La courbe de rendement en forme de L a du sens
La courbe de rendement en L d’aujourd’hui, quelque peu particulière, indique que le marché pense que la Fed va augmenter les taux d’intérêt à un rythme sans précédent, ce qui permettra de maîtriser l’inflation. La Fed prend au sérieux la lutte contre l’inflation, ce que le marché obligataire apprécie. Pour les Américains, la guerre en Ukraine ne fait qu’accroître la nécessité de relever les taux d’intérêt le plus rapidement possible. Les États-Unis sont un exportateur net d’énergie, de nourriture et d’armes. La guerre est donc un stimulant supplémentaire de la demande pour les Américains.
Les perspectives de croissance américaine se sont améliorées plutôt que détériorées du fait de la guerre. En outre, une guerre entraîne toujours une hausse de l’inflation, ce qui accroît la pression sur la Réserve fédérale.

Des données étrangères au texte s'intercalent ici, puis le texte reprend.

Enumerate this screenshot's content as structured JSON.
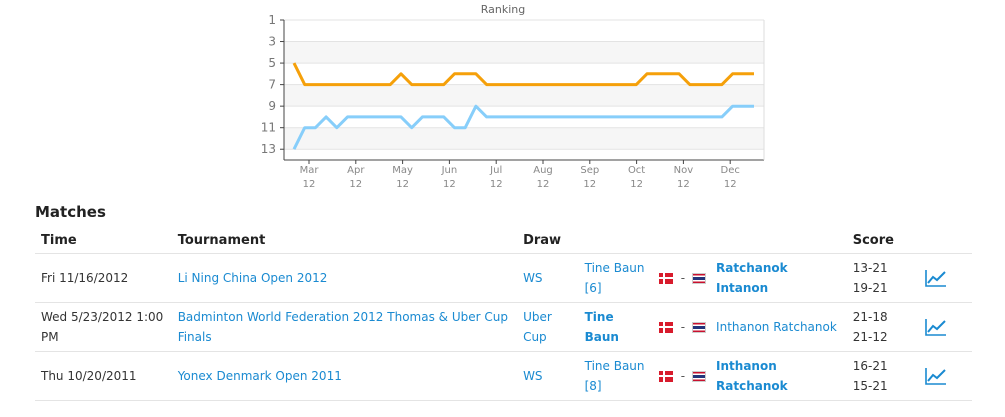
{
  "chart_data": {
    "type": "line",
    "title": "Ranking",
    "x_tick_labels": [
      [
        "Mar",
        "12"
      ],
      [
        "Apr",
        "12"
      ],
      [
        "May",
        "12"
      ],
      [
        "Jun",
        "12"
      ],
      [
        "Jul",
        "12"
      ],
      [
        "Aug",
        "12"
      ],
      [
        "Sep",
        "12"
      ],
      [
        "Oct",
        "12"
      ],
      [
        "Nov",
        "12"
      ],
      [
        "Dec",
        "12"
      ]
    ],
    "y_ticks": [
      1,
      3,
      5,
      7,
      9,
      11,
      13
    ],
    "ylim": [
      1,
      14
    ],
    "y_reversed": true,
    "grid": true,
    "series": [
      {
        "color": "#f5a00a",
        "values": [
          5,
          7,
          7,
          7,
          7,
          7,
          7,
          7,
          7,
          7,
          6,
          7,
          7,
          7,
          7,
          6,
          6,
          6,
          7,
          7,
          7,
          7,
          7,
          7,
          7,
          7,
          7,
          7,
          7,
          7,
          7,
          7,
          7,
          6,
          6,
          6,
          6,
          7,
          7,
          7,
          7,
          6,
          6,
          6
        ]
      },
      {
        "color": "#87cefa",
        "values": [
          13,
          11,
          11,
          10,
          11,
          10,
          10,
          10,
          10,
          10,
          10,
          11,
          10,
          10,
          10,
          11,
          11,
          9,
          10,
          10,
          10,
          10,
          10,
          10,
          10,
          10,
          10,
          10,
          10,
          10,
          10,
          10,
          10,
          10,
          10,
          10,
          10,
          10,
          10,
          10,
          10,
          9,
          9,
          9
        ]
      }
    ]
  },
  "matches": {
    "title": "Matches",
    "headers": {
      "time": "Time",
      "tournament": "Tournament",
      "draw": "Draw",
      "score": "Score"
    },
    "rows": [
      {
        "time": "Fri 11/16/2012",
        "tournament": "Li Ning China Open 2012",
        "draw": "WS",
        "player1": "Tine Baun",
        "player1_seed": "[6]",
        "separator": "-",
        "player2_line1": "Ratchanok",
        "player2_line2": "Intanon",
        "score1": "13-21",
        "score2": "19-21"
      },
      {
        "time": "Wed 5/23/2012 1:00 PM",
        "tournament": "Badminton World Federation 2012 Thomas & Uber Cup Finals",
        "draw": "Uber Cup",
        "player1": "Tine Baun",
        "separator": "-",
        "player2": "Inthanon Ratchanok",
        "score1": "21-18",
        "score2": "21-12"
      },
      {
        "time": "Thu 10/20/2011",
        "tournament": "Yonex Denmark Open 2011",
        "draw": "WS",
        "player1": "Tine Baun",
        "player1_seed": "[8]",
        "separator": "-",
        "player2_line1": "Inthanon",
        "player2_line2": "Ratchanok",
        "score1": "16-21",
        "score2": "15-21"
      }
    ],
    "icons": {
      "flag1": "denmark-flag-icon",
      "flag2": "thailand-flag-icon",
      "stats": "trend-chart-icon"
    }
  }
}
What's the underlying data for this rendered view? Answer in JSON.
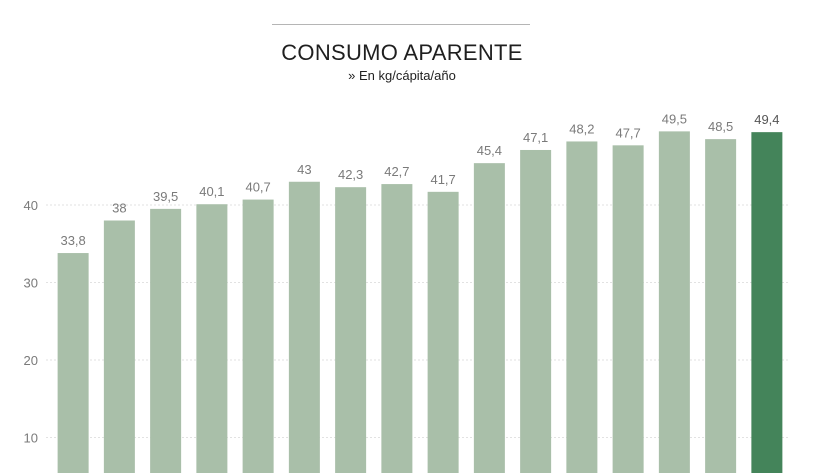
{
  "chart_data": {
    "type": "bar",
    "title": "CONSUMO APARENTE",
    "subtitle": "» En kg/cápita/año",
    "xlabel": "",
    "ylabel": "",
    "ylim": [
      0,
      50
    ],
    "yticks": [
      10,
      20,
      30,
      40
    ],
    "grid": true,
    "values": [
      33.8,
      38,
      39.5,
      40.1,
      40.7,
      43,
      42.3,
      42.7,
      41.7,
      45.4,
      47.1,
      48.2,
      47.7,
      49.5,
      48.5,
      49.4
    ],
    "value_labels": [
      "33,8",
      "38",
      "39,5",
      "40,1",
      "40,7",
      "43",
      "42,3",
      "42,7",
      "41,7",
      "45,4",
      "47,1",
      "48,2",
      "47,7",
      "49,5",
      "48,5",
      "49,4"
    ],
    "highlight_index": 15,
    "colors": {
      "bar": "#a9bfa9",
      "highlight": "#44845a",
      "label": "#7a7a7a",
      "grid": "#e2e2e2"
    }
  }
}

Le risque de récession aux États-Unis n’est donc pas dû à la guerre, mais bien plus à la politique de la Fed. Par exemple, les taux hypothécaires ont fortement augmenté en un court laps de temps. Cela entraîne une baisse de la demande de logements et des biens et services liés à un déménagement. Pourtant, les taux d’intérêt ne sont pas encore assez élevés pour freiner les investissements des entreprises au point de provoquer une récession. Les investissements ont été trop faibles plutôt que trop importants en raison de la crise de Corona.
Une position peu confortable pour les investisseurs
Toutefois, les salaires augmentent plus rapidement aujourd’hui qu’au milieu des années 1990. Le marché du travail est donc beaucoup plus tendu. Jusqu’à présent, les entreprises américaines ont pu répercuter la hausse des coûts et maintenir des marges élevées. En 1994, la courbe de rendement inverse était tout sauf un signal pour sortir des actions. La différence avec cette époque est que la valorisation des actions américaines est beaucoup plus élevée. La hausse des taux d’intérêt a fait perdre aux actions leur avantage en termes de valorisation relative.
Ces dernières années, la faiblesse des taux d’intérêt a également eu pour effet que la valeur nette des actifs d’un ménage américain moyen est désormais presque dix fois supérieure à la valeur de sa consommation annuelle. Au milieu des années 1990, cette consommation était six fois supérieure. Ainsi, lorsque l’inévitable correction arrivera, il y aura beaucoup de place pour la baisse. Ce n’est pas une position confortable pour les investisseurs.
En ce qui concerne la courbe des taux, il n’est plus intéressant d’être long et le portefeuille d’actions devrait se concentrer sur des actions plus défensives, à faible volatilité et sur des actions qui peuvent offrir une protection contre l’inflation.
Han Dieperink est chef de la stratégie d’investissement chez Auréus Asset Management. Plus tôt dans sa carrière, il a été directeur des investissements chez Rabobank et Schretlen & Co.